Para finalizar, uma pergunta que é feita para muitos profissionais da área: por que a saúda mental não é vista com mais seriedade no Brasil. Em setembro, a Trivela publicou um levantamento importante, que revelava que metade dos clubes da Série A não possuem um psicólogo contratado. Sobre isso, ainda que não seja a mesma profissão, Lulinha explicou que vê uma melhora significativa na procura.
— Eu vejo isso em evolução no Brasil. Estou há 15 anos no ramo, já vi estar muito mais atrás do que está atualmente.
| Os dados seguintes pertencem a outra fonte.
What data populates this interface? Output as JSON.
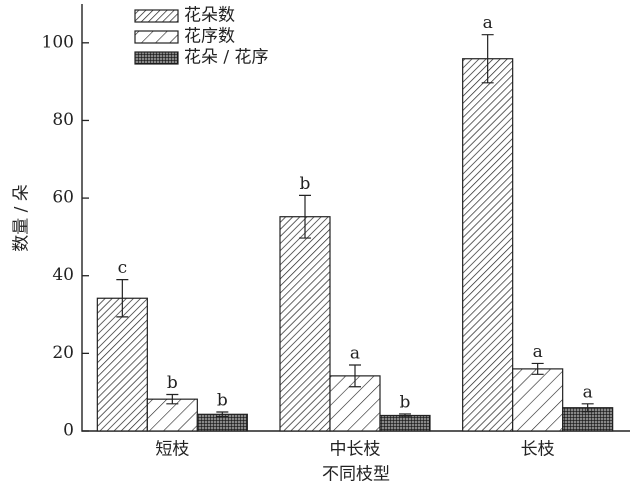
{
  "chart_data": {
    "type": "bar",
    "y_label": "数量 / 朵",
    "x_label": "不同枝型",
    "categories": [
      "短枝",
      "中长枝",
      "长枝"
    ],
    "series": [
      {
        "name": "花朵数",
        "hatch": "dense",
        "color": "#222222",
        "values": [
          34.2,
          55.2,
          95.9
        ],
        "errors": [
          4.8,
          5.5,
          6.2
        ],
        "letters": [
          "c",
          "b",
          "a"
        ]
      },
      {
        "name": "花序数",
        "hatch": "sparse",
        "color": "#222222",
        "values": [
          8.2,
          14.2,
          16
        ],
        "errors": [
          1.2,
          2.8,
          1.4
        ],
        "letters": [
          "b",
          "a",
          "a"
        ]
      },
      {
        "name": "花朵 / 花序",
        "hatch": "grid",
        "color": "#222222",
        "values": [
          4.3,
          4.0,
          6.0
        ],
        "errors": [
          0.6,
          0.4,
          1.0
        ],
        "letters": [
          "b",
          "b",
          "a"
        ]
      }
    ],
    "ylim": [
      0,
      110
    ],
    "yticks": [
      0,
      20,
      40,
      60,
      80,
      100
    ]
  }
}
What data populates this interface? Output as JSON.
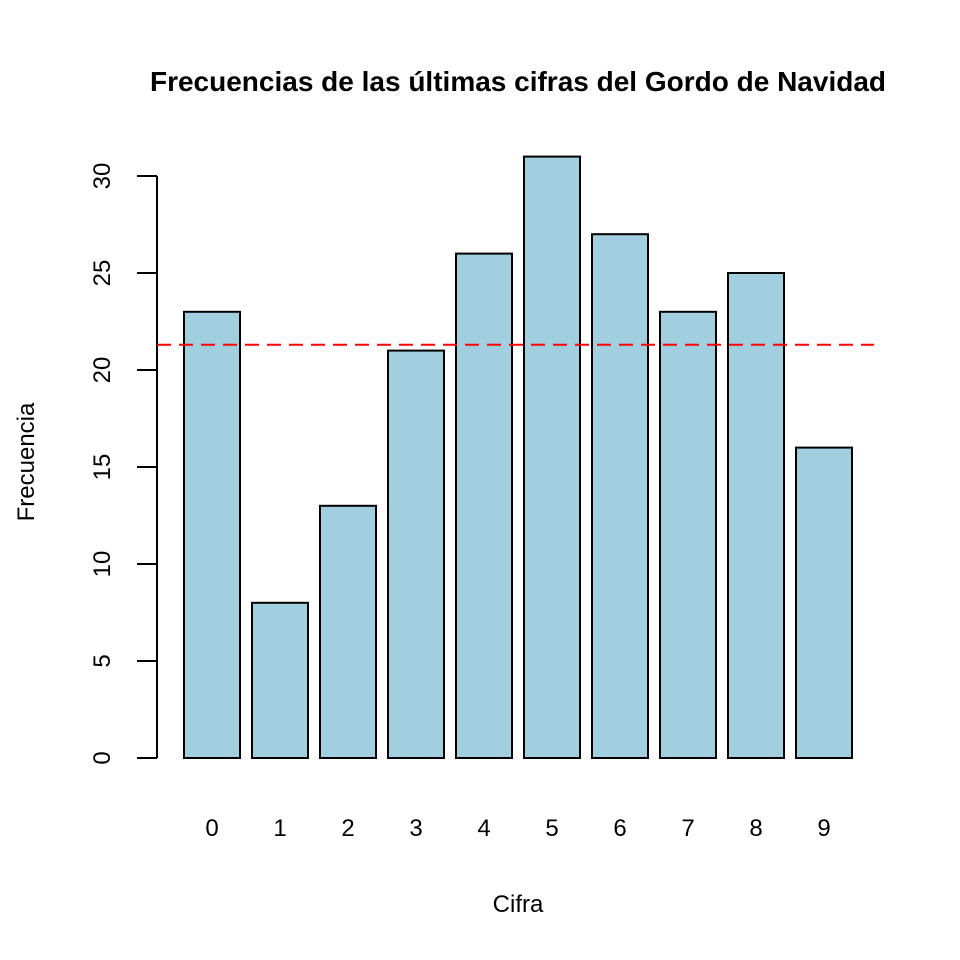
{
  "chart_data": {
    "type": "bar",
    "title": "Frecuencias de las últimas cifras del Gordo de Navidad",
    "xlabel": "Cifra",
    "ylabel": "Frecuencia",
    "categories": [
      "0",
      "1",
      "2",
      "3",
      "4",
      "5",
      "6",
      "7",
      "8",
      "9"
    ],
    "values": [
      23,
      8,
      13,
      21,
      26,
      31,
      27,
      23,
      25,
      16
    ],
    "ylim": [
      0,
      31
    ],
    "yticks": [
      "0",
      "5",
      "10",
      "15",
      "20",
      "25",
      "30"
    ],
    "reference_line": {
      "y": 21.3,
      "style": "dashed",
      "color": "#ff0000"
    },
    "bar_color": "#a1cfe0",
    "grid": false,
    "legend": "none"
  }
}
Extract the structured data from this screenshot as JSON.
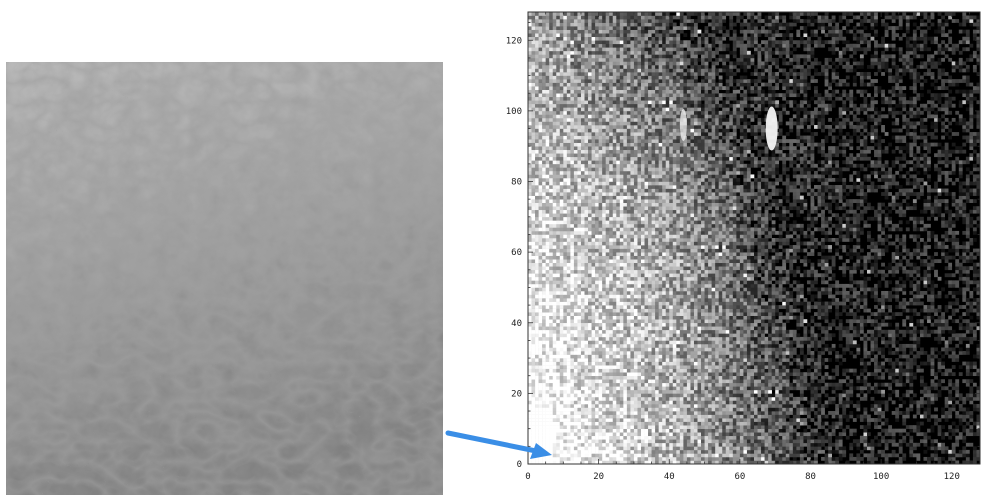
{
  "photo": {
    "subject": "leather-texture-icon"
  },
  "chart_data": {
    "type": "heatmap",
    "colormap": "grayscale",
    "background": "#000000",
    "xlim": [
      0,
      128
    ],
    "ylim": [
      0,
      128
    ],
    "xticks": [
      "0",
      "20",
      "40",
      "60",
      "80",
      "100",
      "120"
    ],
    "yticks": [
      "0",
      "20",
      "40",
      "60",
      "80",
      "100",
      "120"
    ],
    "grid": false,
    "hotspots": [
      {
        "x": 69,
        "y": 95
      },
      {
        "x": 44,
        "y": 96
      }
    ],
    "pointer_target": {
      "x": 3,
      "y": 5
    }
  },
  "colors": {
    "arrow": "#3a8ee6",
    "axis": "#333333"
  }
}
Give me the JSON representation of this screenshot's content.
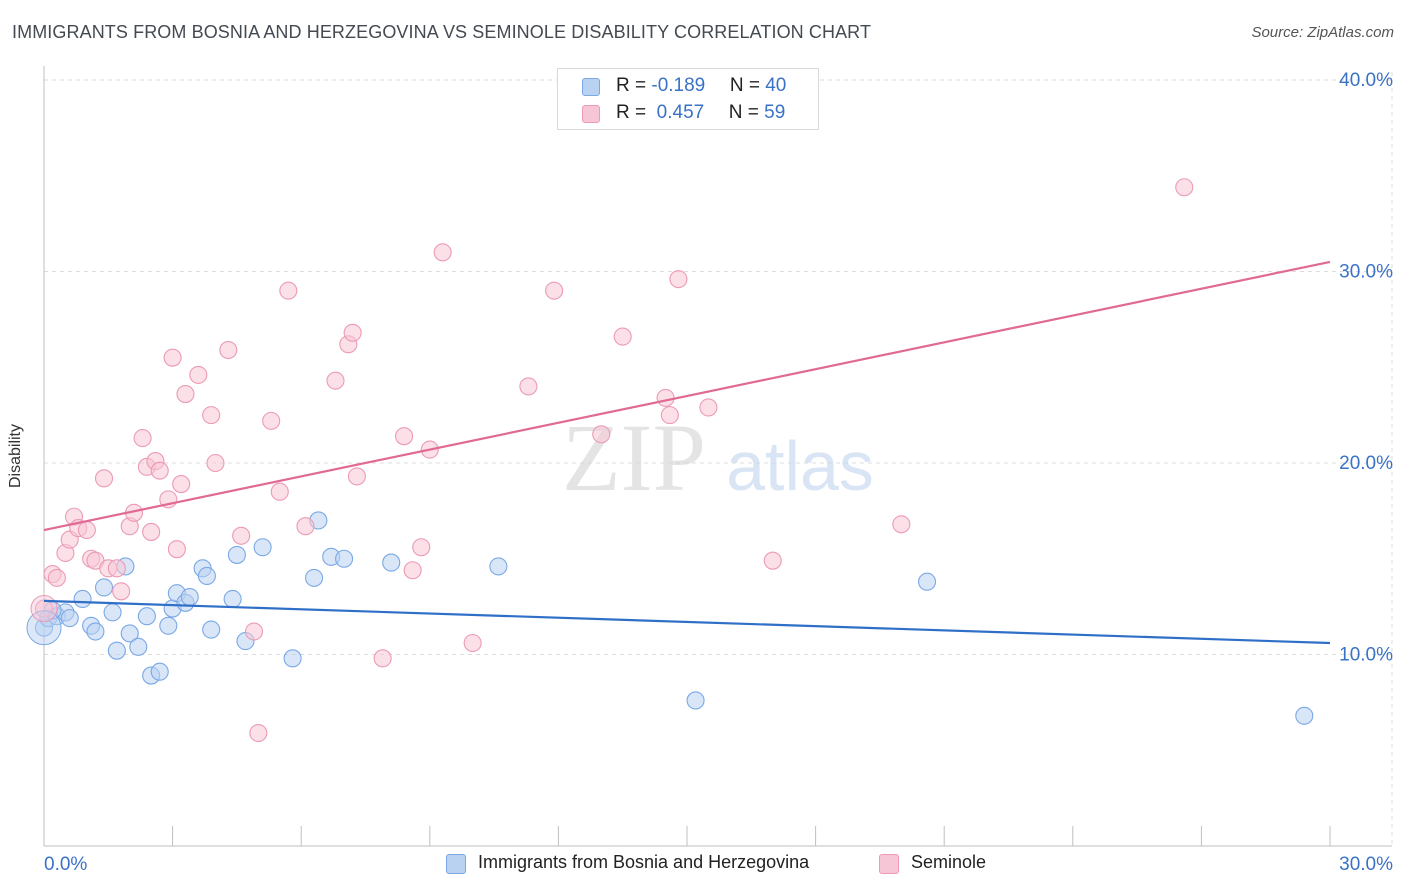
{
  "title": "IMMIGRANTS FROM BOSNIA AND HERZEGOVINA VS SEMINOLE DISABILITY CORRELATION CHART",
  "source": "Source: ZipAtlas.com",
  "watermark": {
    "zip": "ZIP",
    "atlas": "atlas"
  },
  "legend": {
    "rows": [
      {
        "r_label": "R = ",
        "r_value": "-0.189",
        "n_label": "N = ",
        "n_value": "40"
      },
      {
        "r_label": "R = ",
        "r_value": " 0.457",
        "n_label": "N = ",
        "n_value": "59"
      }
    ]
  },
  "chart_data": {
    "type": "scatter",
    "title": "IMMIGRANTS FROM BOSNIA AND HERZEGOVINA VS SEMINOLE DISABILITY CORRELATION CHART",
    "xlabel": "",
    "ylabel": "Disability",
    "xlim": [
      0,
      30
    ],
    "ylim": [
      0,
      40
    ],
    "x_tick_labels": [
      "0.0%",
      "30.0%"
    ],
    "y_tick_labels": [
      "10.0%",
      "20.0%",
      "30.0%",
      "40.0%"
    ],
    "y_ticks": [
      10,
      20,
      30,
      40
    ],
    "grid": true,
    "legend_position": "top-center",
    "series": [
      {
        "name": "Immigrants from Bosnia and Herzegovina",
        "color": "#7aa8e6",
        "fill": "#b9d2f2",
        "line_color": "#2f6fc7",
        "r": -0.189,
        "n": 40,
        "trend": [
          [
            0,
            12.8
          ],
          [
            30,
            10.6
          ]
        ],
        "points": [
          [
            0.0,
            11.4
          ],
          [
            0.1,
            11.9
          ],
          [
            0.3,
            12.0
          ],
          [
            0.5,
            12.2
          ],
          [
            0.6,
            11.9
          ],
          [
            0.9,
            12.9
          ],
          [
            1.1,
            11.5
          ],
          [
            1.2,
            11.2
          ],
          [
            1.4,
            13.5
          ],
          [
            1.6,
            12.2
          ],
          [
            1.7,
            10.2
          ],
          [
            1.9,
            14.6
          ],
          [
            2.0,
            11.1
          ],
          [
            2.2,
            10.4
          ],
          [
            2.4,
            12.0
          ],
          [
            2.5,
            8.9
          ],
          [
            2.7,
            9.1
          ],
          [
            2.9,
            11.5
          ],
          [
            3.0,
            12.4
          ],
          [
            3.1,
            13.2
          ],
          [
            3.3,
            12.7
          ],
          [
            3.4,
            13.0
          ],
          [
            3.7,
            14.5
          ],
          [
            3.8,
            14.1
          ],
          [
            3.9,
            11.3
          ],
          [
            4.4,
            12.9
          ],
          [
            4.5,
            15.2
          ],
          [
            4.7,
            10.7
          ],
          [
            5.1,
            15.6
          ],
          [
            5.8,
            9.8
          ],
          [
            6.3,
            14.0
          ],
          [
            6.4,
            17.0
          ],
          [
            6.7,
            15.1
          ],
          [
            7.0,
            15.0
          ],
          [
            8.1,
            14.8
          ],
          [
            10.6,
            14.6
          ],
          [
            15.2,
            7.6
          ],
          [
            20.6,
            13.8
          ],
          [
            29.4,
            6.8
          ],
          [
            0.2,
            12.3
          ]
        ]
      },
      {
        "name": "Seminole",
        "color": "#ec9ab5",
        "fill": "#f7c6d6",
        "line_color": "#e06a93",
        "r": 0.457,
        "n": 59,
        "trend": [
          [
            0,
            16.5
          ],
          [
            30,
            30.5
          ]
        ],
        "points": [
          [
            0.0,
            12.4
          ],
          [
            0.2,
            14.2
          ],
          [
            0.3,
            14.0
          ],
          [
            0.5,
            15.3
          ],
          [
            0.6,
            16.0
          ],
          [
            0.7,
            17.2
          ],
          [
            0.8,
            16.6
          ],
          [
            1.0,
            16.5
          ],
          [
            1.1,
            15.0
          ],
          [
            1.2,
            14.9
          ],
          [
            1.4,
            19.2
          ],
          [
            1.5,
            14.5
          ],
          [
            1.7,
            14.5
          ],
          [
            1.8,
            13.3
          ],
          [
            2.0,
            16.7
          ],
          [
            2.1,
            17.4
          ],
          [
            2.3,
            21.3
          ],
          [
            2.4,
            19.8
          ],
          [
            2.5,
            16.4
          ],
          [
            2.6,
            20.1
          ],
          [
            2.7,
            19.6
          ],
          [
            2.9,
            18.1
          ],
          [
            3.0,
            25.5
          ],
          [
            3.1,
            15.5
          ],
          [
            3.2,
            18.9
          ],
          [
            3.3,
            23.6
          ],
          [
            3.6,
            24.6
          ],
          [
            3.9,
            22.5
          ],
          [
            4.0,
            20.0
          ],
          [
            4.3,
            25.9
          ],
          [
            4.6,
            16.2
          ],
          [
            4.9,
            11.2
          ],
          [
            5.0,
            5.9
          ],
          [
            5.3,
            22.2
          ],
          [
            5.5,
            18.5
          ],
          [
            5.7,
            29.0
          ],
          [
            6.1,
            16.7
          ],
          [
            6.8,
            24.3
          ],
          [
            7.1,
            26.2
          ],
          [
            7.2,
            26.8
          ],
          [
            7.3,
            19.3
          ],
          [
            7.9,
            9.8
          ],
          [
            8.4,
            21.4
          ],
          [
            8.6,
            14.4
          ],
          [
            8.8,
            15.6
          ],
          [
            9.0,
            20.7
          ],
          [
            9.3,
            31.0
          ],
          [
            10.0,
            10.6
          ],
          [
            11.3,
            24.0
          ],
          [
            11.9,
            29.0
          ],
          [
            13.0,
            21.5
          ],
          [
            13.5,
            26.6
          ],
          [
            14.5,
            23.4
          ],
          [
            14.6,
            22.5
          ],
          [
            14.8,
            29.6
          ],
          [
            15.5,
            22.9
          ],
          [
            17.0,
            14.9
          ],
          [
            20.0,
            16.8
          ],
          [
            26.6,
            34.4
          ]
        ]
      }
    ]
  }
}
Vejo uma proximidade muito grande, integração total entre os setores, trocando informações entre eles. Assim como as ideias são passadas entre os analistas de desempenho, pessoal da fisiologia, a nossa profissão também está sendo mais valorizada. Vou destacar que o nosso trabalho se assemelha ao do psicólogo, mas não é igual. O papel do preparador mental e do psicólogo, as diferenças, que eu digo, é parecido com a do fisiologista e do médico. Cada um na sua, quem tem a ganhar são os clubes.
Lulinha ainda fez questão de promover uma reflexão importante: o tamanho da esperança que é depositada nos esportistas no Brasil. Para ele, essa mudança de paradigma, que mostra a fragilidade dos atletas e coloca eles em condições de cidadãos comuns, é crucial para melhorar o debate na questão da saúde mental no esporte mais praticado no país.
— Eu vejo que isso está evoluindo muito, justamente pelos próprios atletas estarem buscando o nosso atendimento. Vejo tudo como um processo, seja no Brasil ou no mundo. A questão mental sem foi um tabu, nós não temos heróis, nossos heróis são os atletas. O Brasil é um país sem heróis, lembra do Ayrton Senna? É ele que é o nosso herói, um esportista.
— Todo mundo tem receio de mostrar fragilidade nesse meio. Você não precisa estar doente para cuidar da sua saúde, essa ideia tem que ser, e está sendo, transformada. É uma mudança de paradigma. A preparação mental não vai consertar, mas sim fortalecer a sua mente. O atleta de alta performance precisa de preparo, periodização, treino, personalização. Ninguém é igual, o tratamento vai de cada um. Da mesma forma que você se prepara fisicamente, você precisa se preparar mentalmente, é o lugar de onde todas as decisões vão sair.